Le duc en était arrivé à l’enivrement : c’est un défaut de nature, les meilleurs esprits ne peuvent pas toujours s’en préserver. Il ne vit dans Taverney qu’un de ces solliciteurs du dernier ordre, pauvres gens attardés sur le chemin de la faveur, inutiles même à protéger, inutiles surtout dans leur connaissance, et auxquels on fait le reproche de ressusciter de leurs ténèbres, après vingt ans, pour venir se réchauffer au soleil de la prospérité d’autrui.

— Je vois ce que c’est, dit le maréchal assez durement, on vient me demander quelque chose.

— Eh bien ! tu l’as dit, duc.

— Ah ! fit Richelieu en s’asseyant, ou plutôt en s’enfonçant dans un sofa.

— Je te disais que j’ai deux enfants, continua Taverney, souple et rusé, car il s’apercevait du refroidissement de son grand ami et ne s’en rapprochait que plus activement.
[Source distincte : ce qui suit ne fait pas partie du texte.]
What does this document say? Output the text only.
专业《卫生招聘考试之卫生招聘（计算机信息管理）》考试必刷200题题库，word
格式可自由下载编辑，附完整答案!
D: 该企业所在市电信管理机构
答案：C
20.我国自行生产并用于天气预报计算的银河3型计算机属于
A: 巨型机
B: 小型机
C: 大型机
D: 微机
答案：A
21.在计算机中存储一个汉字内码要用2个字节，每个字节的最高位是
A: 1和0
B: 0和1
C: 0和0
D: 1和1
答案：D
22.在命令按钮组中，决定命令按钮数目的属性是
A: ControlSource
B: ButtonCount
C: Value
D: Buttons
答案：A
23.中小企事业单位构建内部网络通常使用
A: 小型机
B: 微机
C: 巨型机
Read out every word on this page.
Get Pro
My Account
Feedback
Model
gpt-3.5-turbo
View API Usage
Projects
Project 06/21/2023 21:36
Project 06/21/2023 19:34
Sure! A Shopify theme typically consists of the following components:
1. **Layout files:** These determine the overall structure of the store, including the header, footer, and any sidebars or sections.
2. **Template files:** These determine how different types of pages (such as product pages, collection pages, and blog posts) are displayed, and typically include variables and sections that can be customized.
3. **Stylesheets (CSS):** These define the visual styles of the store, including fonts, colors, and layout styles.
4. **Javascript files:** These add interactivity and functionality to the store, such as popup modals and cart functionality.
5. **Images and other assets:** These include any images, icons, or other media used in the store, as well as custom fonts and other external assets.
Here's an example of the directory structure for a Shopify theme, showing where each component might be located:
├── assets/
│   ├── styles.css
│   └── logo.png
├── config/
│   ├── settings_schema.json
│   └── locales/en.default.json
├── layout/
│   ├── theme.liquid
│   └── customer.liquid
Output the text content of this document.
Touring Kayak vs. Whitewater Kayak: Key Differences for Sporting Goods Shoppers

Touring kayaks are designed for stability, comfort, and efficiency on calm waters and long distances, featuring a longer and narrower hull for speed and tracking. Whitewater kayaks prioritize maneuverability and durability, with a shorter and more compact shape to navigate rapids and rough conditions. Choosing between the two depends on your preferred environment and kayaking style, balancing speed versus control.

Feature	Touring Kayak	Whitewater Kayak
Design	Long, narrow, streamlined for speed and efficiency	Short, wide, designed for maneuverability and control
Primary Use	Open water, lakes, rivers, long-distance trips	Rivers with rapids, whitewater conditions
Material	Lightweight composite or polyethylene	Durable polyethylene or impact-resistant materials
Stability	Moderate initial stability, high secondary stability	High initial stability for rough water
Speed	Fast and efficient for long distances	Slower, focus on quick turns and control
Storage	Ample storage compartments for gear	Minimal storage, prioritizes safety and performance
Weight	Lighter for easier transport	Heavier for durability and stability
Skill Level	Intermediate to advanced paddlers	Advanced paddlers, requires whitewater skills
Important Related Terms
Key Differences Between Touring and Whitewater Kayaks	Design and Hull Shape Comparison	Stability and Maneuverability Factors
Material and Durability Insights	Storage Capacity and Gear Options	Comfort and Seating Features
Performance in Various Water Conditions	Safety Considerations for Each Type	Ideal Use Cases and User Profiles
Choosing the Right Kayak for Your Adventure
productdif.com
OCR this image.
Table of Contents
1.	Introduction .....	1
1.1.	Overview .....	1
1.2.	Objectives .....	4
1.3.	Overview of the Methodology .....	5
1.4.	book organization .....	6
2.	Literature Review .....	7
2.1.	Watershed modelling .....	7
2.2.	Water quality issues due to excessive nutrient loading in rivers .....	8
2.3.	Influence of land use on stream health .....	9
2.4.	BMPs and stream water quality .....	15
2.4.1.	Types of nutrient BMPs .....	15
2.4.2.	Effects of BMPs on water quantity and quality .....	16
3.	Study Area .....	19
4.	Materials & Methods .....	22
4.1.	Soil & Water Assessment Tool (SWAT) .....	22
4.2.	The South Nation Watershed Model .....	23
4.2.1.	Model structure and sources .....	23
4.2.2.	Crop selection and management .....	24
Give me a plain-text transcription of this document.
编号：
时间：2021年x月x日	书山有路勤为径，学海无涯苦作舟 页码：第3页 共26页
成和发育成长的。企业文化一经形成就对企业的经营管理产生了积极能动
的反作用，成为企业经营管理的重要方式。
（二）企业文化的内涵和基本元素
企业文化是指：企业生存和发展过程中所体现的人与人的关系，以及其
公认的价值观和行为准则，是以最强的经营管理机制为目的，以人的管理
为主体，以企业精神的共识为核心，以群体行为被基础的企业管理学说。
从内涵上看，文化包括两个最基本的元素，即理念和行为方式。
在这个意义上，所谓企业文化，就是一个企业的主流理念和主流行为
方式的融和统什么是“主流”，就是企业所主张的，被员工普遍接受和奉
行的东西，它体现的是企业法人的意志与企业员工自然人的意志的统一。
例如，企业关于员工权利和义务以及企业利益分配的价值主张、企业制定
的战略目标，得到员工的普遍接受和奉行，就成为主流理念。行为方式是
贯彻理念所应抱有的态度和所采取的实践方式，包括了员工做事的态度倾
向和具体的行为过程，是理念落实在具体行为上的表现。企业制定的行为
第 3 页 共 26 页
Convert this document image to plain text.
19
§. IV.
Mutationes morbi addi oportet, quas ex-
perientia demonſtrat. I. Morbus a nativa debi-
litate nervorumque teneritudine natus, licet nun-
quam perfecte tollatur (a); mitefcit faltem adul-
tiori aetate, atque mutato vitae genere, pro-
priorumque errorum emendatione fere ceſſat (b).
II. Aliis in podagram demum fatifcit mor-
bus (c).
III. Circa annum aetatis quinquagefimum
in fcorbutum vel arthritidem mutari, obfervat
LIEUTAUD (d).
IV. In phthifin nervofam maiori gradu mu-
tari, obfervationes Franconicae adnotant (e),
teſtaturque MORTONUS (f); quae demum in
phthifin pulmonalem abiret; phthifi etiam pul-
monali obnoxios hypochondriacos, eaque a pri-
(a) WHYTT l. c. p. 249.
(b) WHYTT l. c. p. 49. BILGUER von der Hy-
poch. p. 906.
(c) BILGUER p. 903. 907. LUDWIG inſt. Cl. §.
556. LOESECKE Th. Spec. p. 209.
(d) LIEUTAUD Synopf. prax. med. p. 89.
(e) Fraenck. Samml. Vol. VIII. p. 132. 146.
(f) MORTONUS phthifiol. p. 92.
J’ai une fille que j’aime beaucoup, et qui est un modèle de vertus et de beauté. Celle-là est placée chez madame la dauphine, qui a bien voulu la prendre dans une estime particulière. De celle-là, de ma belle Andrée, je ne t’en parle pas, duc ; son chemin est fait, sa fortune est en bon train. L’as-tu vue, ma fille ? ne te l’ai-je pas présentée quelque part ? n’en as-tu pas entendu parler ?

— Peuh !… je ne sais, fit négligemment Richelieu ; peut-être.